India's Complex Language Challenge

India's Complex Language Challenge

The New Education Policy is here. There are many good ideas in it and students (in Govt Schools) would benefit if some of them are implemented. Private school education has not waited for Government policy and they will continue to evolve faster than Govt policy. The NEP had its share of controversies over medium of teaching with an emphasis on local languages. Actually, most of the teaching in Govt schools is in local languages even today and am unclear why so many have concerns around it. Still the minister in charge had to issue a clarification.

Local language enthusiasts are right about one thing though, English language education places a lot of people at a disadvantage as they reach closer to college level. It imposes an unnecessary mental burden and only those with high self confidence overcome this barrier. In my view it is a national loss when you see so many talented people lost due to discomfort with the English language.
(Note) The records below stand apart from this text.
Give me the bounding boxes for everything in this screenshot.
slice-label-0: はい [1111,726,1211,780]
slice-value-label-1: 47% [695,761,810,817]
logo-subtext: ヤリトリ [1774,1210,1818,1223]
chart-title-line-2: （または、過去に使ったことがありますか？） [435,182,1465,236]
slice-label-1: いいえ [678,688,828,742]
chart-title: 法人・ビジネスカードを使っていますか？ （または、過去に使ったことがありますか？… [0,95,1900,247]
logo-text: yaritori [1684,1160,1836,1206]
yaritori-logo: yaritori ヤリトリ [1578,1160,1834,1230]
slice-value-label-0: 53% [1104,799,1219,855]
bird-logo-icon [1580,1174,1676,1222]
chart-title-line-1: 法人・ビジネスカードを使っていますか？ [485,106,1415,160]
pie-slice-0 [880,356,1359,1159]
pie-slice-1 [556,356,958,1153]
However, the language issue is much more complex that we are willing to discuss and debate

  • The nation is a mix of numerous languages and dialects. Both Hindi and English serve a purpose but both are inefficient.
  • I have already spoken about the challenges with English. Hindi is a practical language to get things done but is a huge problem when it comes to social networks. At workplaces and communities you have two social groups, people who speak Hindi as native language and people who don't. The tendency to form groups within our languages, our cities, our towns, our colleges, our religion and our castes is normal behaviour in India (whether we approve of it or not). However, with a fragmented non-Hindi speaking base, we are offering Hindi speakers an unnecessary advantage. Group behaviours are always exclusionary and this is not just about Hindi or English, that is the general tendency of groups. This by the way is the same problem with English now except that the problem is scaled up higher.
  • So far the language issue has been under the surface as the economic disparities have remained low and economic growth quite decent. We are now heading to a newer territory with low growth and high disparity, how this will playout is difficult to say.

There are no easy solutions to be honest. Workplaces need common language and with Hindi speakers at fertility levels of nearly 3, the number of hindi speakers will cross a majority mark nationally in 10 years time. It was 37%, 50 years ago. So it is natural for people to use a language that comes naturally to them. This is an issue that must be handled with a lot of care and sensitivity and one would say that has been the case so far. But with elections becoming increasingly vicious, Hindi as an issue will keep popping up more often in the discussion than ever before.